So, let’s back up. Are you witnessing data corruption? Or do you have “some test” that you’re using to determine the data is different? How are you doing this, exactly?

Peter

Yes, we are seeing corruption. I’ve verified the corruption by introducing debug code into the driver - when we handle a write, I log a debug message that contains a few of the bytes in the system buffer so that we can compare that information to what we see on disk later.

When corruption occurs, the bytes that I logged don’t match what’s on disk.

I have also considered the possibility that NTFS is buffering the data and that maybe we haven’t seen the latest changes yet. But if that’s the case, NTFS has to be buffering for more than 2 hours. We logged all writes over a two hour period after the data block was modified, and that block never was updated again in that time. That seems like way too long of a time to be able to explain the behavior as a result of NTFS write buffering.

NTFS isn’t buffering anything, unless you mean the cache manager. Even then, the data will coherent with what’s on disk in a matter of a few seconds.

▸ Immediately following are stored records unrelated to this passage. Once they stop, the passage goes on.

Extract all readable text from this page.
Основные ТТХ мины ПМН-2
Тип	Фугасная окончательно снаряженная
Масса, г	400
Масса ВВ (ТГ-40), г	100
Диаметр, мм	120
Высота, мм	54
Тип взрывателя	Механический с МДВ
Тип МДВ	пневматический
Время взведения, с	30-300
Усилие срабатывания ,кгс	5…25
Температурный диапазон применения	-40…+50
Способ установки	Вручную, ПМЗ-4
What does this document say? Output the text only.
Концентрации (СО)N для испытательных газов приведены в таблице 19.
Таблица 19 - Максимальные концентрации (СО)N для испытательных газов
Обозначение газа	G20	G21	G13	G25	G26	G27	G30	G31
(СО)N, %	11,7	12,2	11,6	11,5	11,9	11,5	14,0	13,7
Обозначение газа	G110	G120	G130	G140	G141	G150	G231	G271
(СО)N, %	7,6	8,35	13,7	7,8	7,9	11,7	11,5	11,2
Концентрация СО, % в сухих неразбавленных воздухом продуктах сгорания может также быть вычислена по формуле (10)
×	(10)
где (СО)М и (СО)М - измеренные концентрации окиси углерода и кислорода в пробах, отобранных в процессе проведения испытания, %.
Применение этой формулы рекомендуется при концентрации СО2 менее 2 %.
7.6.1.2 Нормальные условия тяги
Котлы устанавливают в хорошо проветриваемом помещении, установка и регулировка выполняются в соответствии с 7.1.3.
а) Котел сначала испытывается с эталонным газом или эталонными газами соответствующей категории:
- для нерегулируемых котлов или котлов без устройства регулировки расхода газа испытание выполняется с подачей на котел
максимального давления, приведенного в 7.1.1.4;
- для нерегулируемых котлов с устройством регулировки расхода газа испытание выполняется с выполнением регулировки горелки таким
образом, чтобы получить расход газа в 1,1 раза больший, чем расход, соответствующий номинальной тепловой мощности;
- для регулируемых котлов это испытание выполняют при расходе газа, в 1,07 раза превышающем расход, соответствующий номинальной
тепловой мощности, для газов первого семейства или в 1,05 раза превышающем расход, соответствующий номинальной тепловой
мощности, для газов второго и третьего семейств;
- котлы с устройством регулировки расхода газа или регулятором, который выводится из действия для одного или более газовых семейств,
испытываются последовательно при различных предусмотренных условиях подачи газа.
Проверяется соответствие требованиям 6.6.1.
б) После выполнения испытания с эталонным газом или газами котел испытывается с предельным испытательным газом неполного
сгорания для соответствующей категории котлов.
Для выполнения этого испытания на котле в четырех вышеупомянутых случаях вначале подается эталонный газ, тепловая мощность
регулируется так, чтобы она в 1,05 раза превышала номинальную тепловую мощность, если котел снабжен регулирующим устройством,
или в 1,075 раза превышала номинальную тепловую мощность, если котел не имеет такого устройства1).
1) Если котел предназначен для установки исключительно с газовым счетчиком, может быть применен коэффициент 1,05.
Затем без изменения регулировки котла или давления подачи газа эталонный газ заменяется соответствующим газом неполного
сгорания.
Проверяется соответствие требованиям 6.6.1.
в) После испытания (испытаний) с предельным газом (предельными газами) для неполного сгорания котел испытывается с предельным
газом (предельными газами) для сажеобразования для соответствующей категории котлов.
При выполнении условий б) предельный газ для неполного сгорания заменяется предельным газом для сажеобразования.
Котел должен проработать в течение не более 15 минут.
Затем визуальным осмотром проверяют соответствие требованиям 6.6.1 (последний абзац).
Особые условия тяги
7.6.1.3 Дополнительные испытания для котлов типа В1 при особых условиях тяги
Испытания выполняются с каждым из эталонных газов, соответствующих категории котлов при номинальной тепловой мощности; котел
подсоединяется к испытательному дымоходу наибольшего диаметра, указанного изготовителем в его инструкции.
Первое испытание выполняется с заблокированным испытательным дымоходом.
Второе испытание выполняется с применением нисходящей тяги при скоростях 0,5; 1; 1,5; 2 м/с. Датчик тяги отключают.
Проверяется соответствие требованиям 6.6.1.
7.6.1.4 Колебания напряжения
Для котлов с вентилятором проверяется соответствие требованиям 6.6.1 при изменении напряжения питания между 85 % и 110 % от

You didn’t really explain what your test does, or how you’re determining that you have corruption. I’ve done some significant work in the storage branch, including multiple upper volume filters, and I might be able to help you. But you have to explain what you’re doing, and how you’ve come to the conclusion that the data on disk is corrupt.

Are you changing the data you write? If so, are you making a copy of the buffer before you write it (you cannot do modification in place).

Peter

We don’t change the data. But yes we do make a copy of the data and use that later for replication.

The test I do is to log a debug message that contains a small subset of the data in the buffer that we got back from MmGetSystemAddressForMdlSafe. For example if the write length is 8K, I grab 4 bytes from the buffer at 0, 2K, 4K, and 6K and just include those 4 bytes in the message (hex value).

Later, if we detect corruption at that block, I can look at the debug logs to see what data we saw. In this case we saw different data than what is actually stored on the volume at that location.

So, I know for a fact that replication of write data at this level works
correctly, my working assumption is therefore that your code is doing
something wrong.

When are you copying the data?

Mark Roddy

Dummy Pages?

https://blogs.msmvps.com/kernelmustard/2005/05/04/dummy-pages/